Legion Hosts Annual Veteran's Day Program


Dexter D. Harbour American Legion Post 79 and American Legion Auxiliary hosted the annual Veterans Day program Saturday, November 11, at Grant County Civic Center.

Following the flag and gun salute, a hungry crowd formed a long line in anticipation for chili and cinnamon rolls. Soon enough, rows of tables and chairs were filled with people ready to honor and celebrate those who have served and are currently serving our beautiful country.

Once the line made its way through, Silas Rosales delivered the invocation, praying over the room, sharing faith and love for veterans and their families. Students from Harvest Christian Church then formed in front of the stage to perform an emotional tribute song.

Ken Warner welcomed the public and directed their attention to the small table on the left side of the stage referred to as The Missing Man Table. Each item on the table represented a feeling or emotion towards brave men and women who did not make it home from war.

After a brief moment of silence, Warner turned the podium over to Mayor Tim McCauley for the Veterans Day address. McCauley began by thanking the American Legion and Auxiliary and all veterans.

“Freedom is never more than one generation away from extinction,” McCauley quoted Ronald Reagan, “We didn’t pass it onto our children in the bloodstream. It must be fought for, protected, and handed on for them to do the same.”

McCauley cited the Armistice which halted the War to End All Wars.

“Today, we honor all of our veterans who unselfishly placed their lives on the line for our freedom,” said McCauley. “Those men and women were ordinary people until they heard the call of duty and answered it. They left their families, their homes, and their lives — not for recognition or fame, or even the honor we bestow on them today. They fought to protect our country and our way of life. As we honor our veterans and honor their great deeds, let’s also salute those who are currently fighting for our freedom as we speak. I want to thank all of you for taking time to come out and honor al of our veterans. Today, let us walk towards tomorrow still honoring them by living in the freedom they protected. God bless each and every one of you and God bless this great country.”

Warner introduced speaker, Jose Linares, Pastor of Gospel Light Baptist Church. Linares spoke about how Kansas had a hand in creating Veterans Day.

“As the mayor mentioned, today used to be a day to celebrate only American veterans from World War I,” said Linares. “But, 70 years ago, today, in Emporia, that all changed, and it began a sequence of events that involved four Kansans.”

According to Linares, Alvin King started a movement to honor his nephew, John Cooper, who had made the ultimate sacrifice, as well as the men who served with Cooper. King approached Kansas Representative Ed Reese in 1953, proposing acknowledgement of all veterans. Reese took the proposal to Congress June 1, 1954, obtaining Dwight D Eisenhower’s signature on a bill (Public Law 380 of the 83rd Congress) to honor all veterans regardless of their time of service on Veterans Day.

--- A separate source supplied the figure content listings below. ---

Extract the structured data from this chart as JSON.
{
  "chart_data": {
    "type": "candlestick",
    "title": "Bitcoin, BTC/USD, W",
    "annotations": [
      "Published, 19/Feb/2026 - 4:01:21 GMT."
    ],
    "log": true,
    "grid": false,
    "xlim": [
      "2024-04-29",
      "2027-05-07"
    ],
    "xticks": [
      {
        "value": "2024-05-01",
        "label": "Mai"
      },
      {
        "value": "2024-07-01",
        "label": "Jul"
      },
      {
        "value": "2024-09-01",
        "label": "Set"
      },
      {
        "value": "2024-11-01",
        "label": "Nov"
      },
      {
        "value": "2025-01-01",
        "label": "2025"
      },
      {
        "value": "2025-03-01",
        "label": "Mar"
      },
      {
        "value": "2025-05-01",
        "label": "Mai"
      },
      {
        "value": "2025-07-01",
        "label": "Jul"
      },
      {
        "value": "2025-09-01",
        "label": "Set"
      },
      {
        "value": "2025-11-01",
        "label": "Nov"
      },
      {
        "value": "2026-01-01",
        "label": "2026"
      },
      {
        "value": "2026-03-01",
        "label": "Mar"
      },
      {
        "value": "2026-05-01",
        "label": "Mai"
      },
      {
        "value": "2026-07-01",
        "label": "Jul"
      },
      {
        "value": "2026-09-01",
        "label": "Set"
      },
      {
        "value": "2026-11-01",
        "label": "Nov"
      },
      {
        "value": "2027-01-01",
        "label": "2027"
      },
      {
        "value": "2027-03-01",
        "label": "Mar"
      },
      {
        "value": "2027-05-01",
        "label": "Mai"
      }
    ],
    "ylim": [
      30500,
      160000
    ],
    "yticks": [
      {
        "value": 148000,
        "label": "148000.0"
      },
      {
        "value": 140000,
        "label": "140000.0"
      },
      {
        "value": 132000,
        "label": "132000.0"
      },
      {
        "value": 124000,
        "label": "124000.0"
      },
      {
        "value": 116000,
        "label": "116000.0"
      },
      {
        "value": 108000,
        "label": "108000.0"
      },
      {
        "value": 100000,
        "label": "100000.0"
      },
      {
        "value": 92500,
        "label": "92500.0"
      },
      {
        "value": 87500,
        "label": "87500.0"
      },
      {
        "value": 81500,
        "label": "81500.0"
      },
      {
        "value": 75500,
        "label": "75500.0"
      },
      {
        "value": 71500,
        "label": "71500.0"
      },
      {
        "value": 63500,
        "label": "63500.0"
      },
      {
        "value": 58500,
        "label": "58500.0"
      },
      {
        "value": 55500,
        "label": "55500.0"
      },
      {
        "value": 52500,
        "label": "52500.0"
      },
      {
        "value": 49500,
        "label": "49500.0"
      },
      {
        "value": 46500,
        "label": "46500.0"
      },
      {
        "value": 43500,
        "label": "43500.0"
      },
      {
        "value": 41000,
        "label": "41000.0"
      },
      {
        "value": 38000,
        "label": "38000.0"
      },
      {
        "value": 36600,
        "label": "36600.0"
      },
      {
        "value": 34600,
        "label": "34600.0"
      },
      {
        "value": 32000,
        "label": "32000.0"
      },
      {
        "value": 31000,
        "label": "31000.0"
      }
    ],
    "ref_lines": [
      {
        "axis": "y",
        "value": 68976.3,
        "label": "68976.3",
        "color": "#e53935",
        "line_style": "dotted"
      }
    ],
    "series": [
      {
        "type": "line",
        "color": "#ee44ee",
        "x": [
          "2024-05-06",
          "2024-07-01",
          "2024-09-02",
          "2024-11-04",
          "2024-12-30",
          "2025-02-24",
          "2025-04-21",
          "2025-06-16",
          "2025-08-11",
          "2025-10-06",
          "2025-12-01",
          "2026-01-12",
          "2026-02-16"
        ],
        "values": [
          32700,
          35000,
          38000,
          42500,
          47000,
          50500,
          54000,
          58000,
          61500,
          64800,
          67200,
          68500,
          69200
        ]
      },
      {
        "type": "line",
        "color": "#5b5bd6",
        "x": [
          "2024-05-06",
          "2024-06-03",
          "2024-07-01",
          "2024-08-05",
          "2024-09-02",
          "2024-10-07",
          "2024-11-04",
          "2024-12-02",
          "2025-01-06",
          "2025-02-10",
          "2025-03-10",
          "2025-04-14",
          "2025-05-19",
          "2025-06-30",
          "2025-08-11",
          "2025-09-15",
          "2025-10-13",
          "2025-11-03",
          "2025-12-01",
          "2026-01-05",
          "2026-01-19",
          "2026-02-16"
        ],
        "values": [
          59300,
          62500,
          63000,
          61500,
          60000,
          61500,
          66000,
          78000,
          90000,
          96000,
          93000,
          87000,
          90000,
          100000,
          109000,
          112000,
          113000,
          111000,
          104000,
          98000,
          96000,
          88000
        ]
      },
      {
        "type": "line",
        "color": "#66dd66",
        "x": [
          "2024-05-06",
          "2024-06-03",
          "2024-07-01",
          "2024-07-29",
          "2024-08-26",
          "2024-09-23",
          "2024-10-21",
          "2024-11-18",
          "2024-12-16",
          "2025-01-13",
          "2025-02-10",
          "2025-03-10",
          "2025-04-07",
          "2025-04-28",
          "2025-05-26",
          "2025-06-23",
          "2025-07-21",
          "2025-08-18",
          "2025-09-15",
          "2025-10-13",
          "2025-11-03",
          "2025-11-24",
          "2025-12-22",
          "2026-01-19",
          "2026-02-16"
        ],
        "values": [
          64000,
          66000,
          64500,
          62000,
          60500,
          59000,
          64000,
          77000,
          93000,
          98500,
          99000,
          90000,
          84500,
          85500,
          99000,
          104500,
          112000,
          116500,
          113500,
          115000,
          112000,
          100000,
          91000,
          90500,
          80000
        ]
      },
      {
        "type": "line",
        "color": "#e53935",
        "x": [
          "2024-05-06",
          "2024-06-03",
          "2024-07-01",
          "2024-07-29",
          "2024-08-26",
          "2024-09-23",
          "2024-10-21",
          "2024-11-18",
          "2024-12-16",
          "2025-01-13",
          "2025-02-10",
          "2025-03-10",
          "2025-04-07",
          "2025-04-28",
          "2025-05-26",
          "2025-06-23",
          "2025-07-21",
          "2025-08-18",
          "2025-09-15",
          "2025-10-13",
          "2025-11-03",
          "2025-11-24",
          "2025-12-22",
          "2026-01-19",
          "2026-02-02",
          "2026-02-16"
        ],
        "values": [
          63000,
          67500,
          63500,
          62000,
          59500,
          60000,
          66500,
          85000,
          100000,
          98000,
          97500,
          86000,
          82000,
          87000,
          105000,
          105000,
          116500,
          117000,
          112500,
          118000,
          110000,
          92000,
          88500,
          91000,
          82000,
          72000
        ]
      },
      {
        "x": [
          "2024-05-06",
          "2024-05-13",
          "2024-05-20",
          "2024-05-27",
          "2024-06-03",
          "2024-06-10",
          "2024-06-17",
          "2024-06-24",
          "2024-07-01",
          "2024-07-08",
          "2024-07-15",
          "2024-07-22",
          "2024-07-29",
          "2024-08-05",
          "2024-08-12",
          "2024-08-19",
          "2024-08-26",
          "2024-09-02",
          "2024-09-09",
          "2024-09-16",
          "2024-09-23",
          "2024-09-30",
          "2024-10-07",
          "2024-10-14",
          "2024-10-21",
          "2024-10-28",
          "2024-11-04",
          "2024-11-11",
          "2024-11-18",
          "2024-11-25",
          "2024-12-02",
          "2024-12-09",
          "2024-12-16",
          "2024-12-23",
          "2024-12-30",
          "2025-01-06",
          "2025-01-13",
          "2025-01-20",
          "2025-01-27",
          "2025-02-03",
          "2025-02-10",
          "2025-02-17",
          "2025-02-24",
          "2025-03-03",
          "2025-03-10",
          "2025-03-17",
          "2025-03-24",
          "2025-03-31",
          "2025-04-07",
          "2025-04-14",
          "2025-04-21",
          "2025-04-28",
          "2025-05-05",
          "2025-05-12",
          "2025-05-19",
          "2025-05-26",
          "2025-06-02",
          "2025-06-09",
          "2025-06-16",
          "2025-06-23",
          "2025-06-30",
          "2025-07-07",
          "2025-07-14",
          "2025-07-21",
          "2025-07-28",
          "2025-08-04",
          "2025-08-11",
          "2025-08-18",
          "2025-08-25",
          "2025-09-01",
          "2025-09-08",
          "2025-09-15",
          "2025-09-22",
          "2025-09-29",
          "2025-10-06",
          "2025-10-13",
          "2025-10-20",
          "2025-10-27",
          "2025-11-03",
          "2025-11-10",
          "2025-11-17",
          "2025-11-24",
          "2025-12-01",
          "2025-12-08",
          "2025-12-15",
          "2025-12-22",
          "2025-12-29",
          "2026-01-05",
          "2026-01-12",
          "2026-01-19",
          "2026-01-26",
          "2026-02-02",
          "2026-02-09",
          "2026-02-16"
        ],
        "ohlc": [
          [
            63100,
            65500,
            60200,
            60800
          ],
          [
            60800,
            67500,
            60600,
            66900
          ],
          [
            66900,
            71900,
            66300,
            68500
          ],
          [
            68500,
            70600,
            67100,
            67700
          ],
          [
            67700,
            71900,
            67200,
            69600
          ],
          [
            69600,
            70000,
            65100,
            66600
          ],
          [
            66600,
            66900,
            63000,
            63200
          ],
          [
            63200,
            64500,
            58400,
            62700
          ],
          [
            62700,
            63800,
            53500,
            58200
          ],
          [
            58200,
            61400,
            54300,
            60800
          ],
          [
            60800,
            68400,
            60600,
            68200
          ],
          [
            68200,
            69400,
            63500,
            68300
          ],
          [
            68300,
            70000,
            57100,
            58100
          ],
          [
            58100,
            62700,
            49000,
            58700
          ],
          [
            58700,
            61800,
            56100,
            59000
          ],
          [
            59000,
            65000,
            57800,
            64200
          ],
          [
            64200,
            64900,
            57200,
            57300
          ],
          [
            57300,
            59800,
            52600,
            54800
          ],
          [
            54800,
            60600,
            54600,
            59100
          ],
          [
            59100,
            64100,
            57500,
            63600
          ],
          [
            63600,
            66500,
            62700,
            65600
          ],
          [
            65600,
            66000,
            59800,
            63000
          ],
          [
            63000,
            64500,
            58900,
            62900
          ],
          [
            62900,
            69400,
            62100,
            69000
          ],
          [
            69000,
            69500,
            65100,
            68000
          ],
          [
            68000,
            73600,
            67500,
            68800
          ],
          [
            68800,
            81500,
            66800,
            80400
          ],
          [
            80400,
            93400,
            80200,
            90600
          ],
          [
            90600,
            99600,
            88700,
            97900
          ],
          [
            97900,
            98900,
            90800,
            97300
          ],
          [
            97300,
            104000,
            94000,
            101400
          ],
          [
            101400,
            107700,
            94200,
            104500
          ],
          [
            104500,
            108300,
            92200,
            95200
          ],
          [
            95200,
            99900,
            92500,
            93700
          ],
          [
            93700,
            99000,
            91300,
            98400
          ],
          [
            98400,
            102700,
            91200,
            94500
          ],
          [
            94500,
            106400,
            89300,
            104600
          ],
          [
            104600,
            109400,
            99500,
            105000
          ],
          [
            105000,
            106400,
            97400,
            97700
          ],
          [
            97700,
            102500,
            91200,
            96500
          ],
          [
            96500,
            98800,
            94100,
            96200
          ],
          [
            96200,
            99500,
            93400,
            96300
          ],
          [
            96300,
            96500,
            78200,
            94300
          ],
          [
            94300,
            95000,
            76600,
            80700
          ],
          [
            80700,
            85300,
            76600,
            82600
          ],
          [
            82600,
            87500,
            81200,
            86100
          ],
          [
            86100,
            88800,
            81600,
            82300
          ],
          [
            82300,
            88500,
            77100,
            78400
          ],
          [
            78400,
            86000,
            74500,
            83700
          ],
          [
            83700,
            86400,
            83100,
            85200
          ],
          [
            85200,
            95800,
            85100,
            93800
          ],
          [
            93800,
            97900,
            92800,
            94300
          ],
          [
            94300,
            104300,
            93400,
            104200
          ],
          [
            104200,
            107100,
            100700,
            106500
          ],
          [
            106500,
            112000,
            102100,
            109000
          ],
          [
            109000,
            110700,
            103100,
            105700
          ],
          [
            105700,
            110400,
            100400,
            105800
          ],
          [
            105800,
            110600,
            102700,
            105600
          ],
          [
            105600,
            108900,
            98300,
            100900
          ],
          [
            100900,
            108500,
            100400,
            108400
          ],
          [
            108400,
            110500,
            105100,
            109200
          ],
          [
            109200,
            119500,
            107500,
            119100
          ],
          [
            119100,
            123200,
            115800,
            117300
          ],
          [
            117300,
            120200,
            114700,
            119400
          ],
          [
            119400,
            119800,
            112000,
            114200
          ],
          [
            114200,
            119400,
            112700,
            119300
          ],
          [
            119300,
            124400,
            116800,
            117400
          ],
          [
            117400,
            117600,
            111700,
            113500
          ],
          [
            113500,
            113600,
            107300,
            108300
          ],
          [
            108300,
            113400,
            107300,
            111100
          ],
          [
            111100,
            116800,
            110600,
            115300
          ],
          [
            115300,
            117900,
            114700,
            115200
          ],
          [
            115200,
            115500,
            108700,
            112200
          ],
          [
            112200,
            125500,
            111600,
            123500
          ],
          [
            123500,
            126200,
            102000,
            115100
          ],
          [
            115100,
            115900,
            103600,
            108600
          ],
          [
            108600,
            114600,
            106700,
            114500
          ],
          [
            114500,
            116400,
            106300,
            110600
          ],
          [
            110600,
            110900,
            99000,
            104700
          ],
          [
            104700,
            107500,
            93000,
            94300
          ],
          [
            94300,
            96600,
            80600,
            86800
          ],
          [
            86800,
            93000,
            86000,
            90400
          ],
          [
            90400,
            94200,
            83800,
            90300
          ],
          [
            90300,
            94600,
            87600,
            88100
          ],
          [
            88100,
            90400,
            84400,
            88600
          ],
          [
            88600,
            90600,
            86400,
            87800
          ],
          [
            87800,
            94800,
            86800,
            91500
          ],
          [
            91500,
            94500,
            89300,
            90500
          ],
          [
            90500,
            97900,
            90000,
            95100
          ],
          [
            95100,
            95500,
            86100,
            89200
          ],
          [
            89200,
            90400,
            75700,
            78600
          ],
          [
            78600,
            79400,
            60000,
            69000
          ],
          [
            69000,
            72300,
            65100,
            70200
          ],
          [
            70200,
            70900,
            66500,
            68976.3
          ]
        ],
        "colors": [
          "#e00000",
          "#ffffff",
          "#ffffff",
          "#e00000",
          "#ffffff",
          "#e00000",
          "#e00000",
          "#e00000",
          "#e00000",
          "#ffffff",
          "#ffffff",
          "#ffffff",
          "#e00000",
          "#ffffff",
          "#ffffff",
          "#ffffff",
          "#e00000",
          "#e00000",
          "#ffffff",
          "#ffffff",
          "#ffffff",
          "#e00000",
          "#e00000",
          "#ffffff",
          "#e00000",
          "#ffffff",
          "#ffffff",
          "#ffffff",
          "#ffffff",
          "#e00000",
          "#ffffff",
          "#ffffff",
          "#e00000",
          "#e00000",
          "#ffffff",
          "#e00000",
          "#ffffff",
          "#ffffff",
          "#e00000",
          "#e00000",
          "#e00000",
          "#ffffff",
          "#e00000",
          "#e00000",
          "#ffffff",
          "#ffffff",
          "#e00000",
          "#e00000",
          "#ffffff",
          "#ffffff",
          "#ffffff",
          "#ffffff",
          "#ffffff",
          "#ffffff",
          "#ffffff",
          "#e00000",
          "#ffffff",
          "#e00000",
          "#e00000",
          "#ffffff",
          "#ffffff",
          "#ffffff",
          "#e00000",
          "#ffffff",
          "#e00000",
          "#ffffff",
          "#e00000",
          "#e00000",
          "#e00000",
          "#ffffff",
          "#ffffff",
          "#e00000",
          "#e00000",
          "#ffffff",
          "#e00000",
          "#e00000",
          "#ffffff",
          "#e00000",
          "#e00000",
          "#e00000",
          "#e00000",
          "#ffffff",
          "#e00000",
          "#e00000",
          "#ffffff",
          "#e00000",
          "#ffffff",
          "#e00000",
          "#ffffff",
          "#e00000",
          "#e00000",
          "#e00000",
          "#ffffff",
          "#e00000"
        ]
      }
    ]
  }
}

Nancy Borthwick, American Legion Auxiliary President, shared a story with those in attendance. She also reminded everyone of the difference between Veterans Day and Memorial Day.

“Let’s not make it so solemn that, you know, it’s not a celebration,” said Borthwick. “Memorial Day is let’s be solemn. Now, let’s celebrate the living.”

Borthwick spoke about William Crawford, a “quiet, seemingly unremarkable man” who worked as a janitor for the Air Force Academy in Colorado Springs in the 1970’s. In 1943, Crawford eliminated three enemy positions in Italy, paving the way for his platoon. Amongst the chaos, Crawford’s fellow soldiers thought he had been killed in action.

“They told his superiors of his brave deeds, and he was awarded the medal of honor,” explained Borthwick.

However, Crawford had become a prisoner of war in Germany. Crawford’s father had accepted the medal of honor under the presumption of his death. Once the army became aware of Crawford’s survival, he remained enlisted until 1967 when he retired as a master sergeant. In 1976, Crawford’s anonymity as a janitor ended when a cadet read his name in a book about the invasion of Europe. In 1984, the academy arranged the accommodation from President Ronald Reagan to be awarded the medal of honor. Crawford died in 2000 at 81 years old. He is the only individual from the United States Army to be buried at the United States Air Force Academy with full honors.

“We never know who we will encounter through our lives,” said Borthwick. “This story is to remind each and every one of us to treat every one kind and be respectful because we never know what others have encountered in their lives of what heroes we are in the presence of.”

Before the end of the program, Warner brought Chuck Walters to the stage to shower him in appreciation for upkeeping the veteran crosses at Grant County Cemetery for 35 years. Walters was gifted a custom wood design which said, “Many Many Thanks Chuck”.

Walters passed the torch to Roger Flummerfelt to care for the veteran crosses going forward.